Ms. Della paused and glanced out of her window. “This is speculation, of course. I really don’t know that much about her. Nana barely spoke her name. It must’ve been painful, losing a child that way. All I know is that Felice was a dancer and Nana’s only daughter.” And then, as an aside, she added, “I also know she could dress. Style to beat the band.”
Without warning, Ms. Della took a strong breath, hoisted herself up out of the chair, and disappeared into her bedroom. “Be right back,” she called over her shoulder.

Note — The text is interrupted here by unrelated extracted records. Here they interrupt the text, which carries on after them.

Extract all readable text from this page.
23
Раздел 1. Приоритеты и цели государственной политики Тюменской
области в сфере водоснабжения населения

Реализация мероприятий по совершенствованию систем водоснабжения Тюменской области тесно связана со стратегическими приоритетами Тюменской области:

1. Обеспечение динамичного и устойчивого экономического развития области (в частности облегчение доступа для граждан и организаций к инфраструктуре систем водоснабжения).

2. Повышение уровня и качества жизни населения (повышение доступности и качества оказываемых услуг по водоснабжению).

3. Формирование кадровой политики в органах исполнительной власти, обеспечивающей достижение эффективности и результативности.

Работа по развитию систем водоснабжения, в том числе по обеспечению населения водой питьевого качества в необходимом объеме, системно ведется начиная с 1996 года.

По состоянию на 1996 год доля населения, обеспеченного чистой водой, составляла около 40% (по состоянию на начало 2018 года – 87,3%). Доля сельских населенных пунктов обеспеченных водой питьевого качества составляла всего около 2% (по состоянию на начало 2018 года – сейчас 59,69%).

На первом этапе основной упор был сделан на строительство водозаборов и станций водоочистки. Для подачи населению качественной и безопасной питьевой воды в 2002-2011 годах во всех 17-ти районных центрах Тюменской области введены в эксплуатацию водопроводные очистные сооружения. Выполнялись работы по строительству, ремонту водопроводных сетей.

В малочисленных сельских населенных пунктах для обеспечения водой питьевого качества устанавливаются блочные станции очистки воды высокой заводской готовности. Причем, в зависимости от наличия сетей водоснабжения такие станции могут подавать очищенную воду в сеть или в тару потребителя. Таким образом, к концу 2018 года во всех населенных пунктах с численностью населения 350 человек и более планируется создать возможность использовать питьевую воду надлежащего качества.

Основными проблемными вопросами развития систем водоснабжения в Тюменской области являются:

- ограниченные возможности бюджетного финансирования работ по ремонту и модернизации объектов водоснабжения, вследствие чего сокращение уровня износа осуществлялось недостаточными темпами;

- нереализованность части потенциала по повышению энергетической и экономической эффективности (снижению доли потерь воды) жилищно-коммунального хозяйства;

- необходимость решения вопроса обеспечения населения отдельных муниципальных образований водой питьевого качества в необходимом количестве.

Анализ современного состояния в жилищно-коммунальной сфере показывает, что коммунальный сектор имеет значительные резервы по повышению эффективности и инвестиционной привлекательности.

Using her last functioning brain cell, Ricki desperately tried to talk herself off a ledge. This can all be explained. Ezra must’ve heard Felice’s story somehow. There has to be an oral history of Old Harlem that didn’t make it to newspapers or biographies. If you speak to the right elders, you can find out anything. It’s like that in Atlanta, too. It’s like that wherever Black people are—we carry hidden histories, passed down from generation to generation. Maybe Ezra really is just a weirdo antique furniture collector, like Tuesday said, and he got a little too wrapped up in a Harlem Renaissance obsession, injecting himself into a juicy story he’d once heard.
After all, Ms. Della hadn’t mentioned Breeze Walker even once.
When Ms. Della came back, she was wearing a four-strand pearl bracelet. It was nicked and dull but still beautiful.
“This was Felice’s,” she said. “Glamorous, isn’t it? I once read that showgirls were so desired, they’d receive all sorts of opulent gifts from admirers after shows. The clasp is inscribed, see? BW + FF. I’ve always wondered who BW could be. Now, I bet that’s a story.”
Ricki didn’t hear the last sentence, because she’d fainted dead away.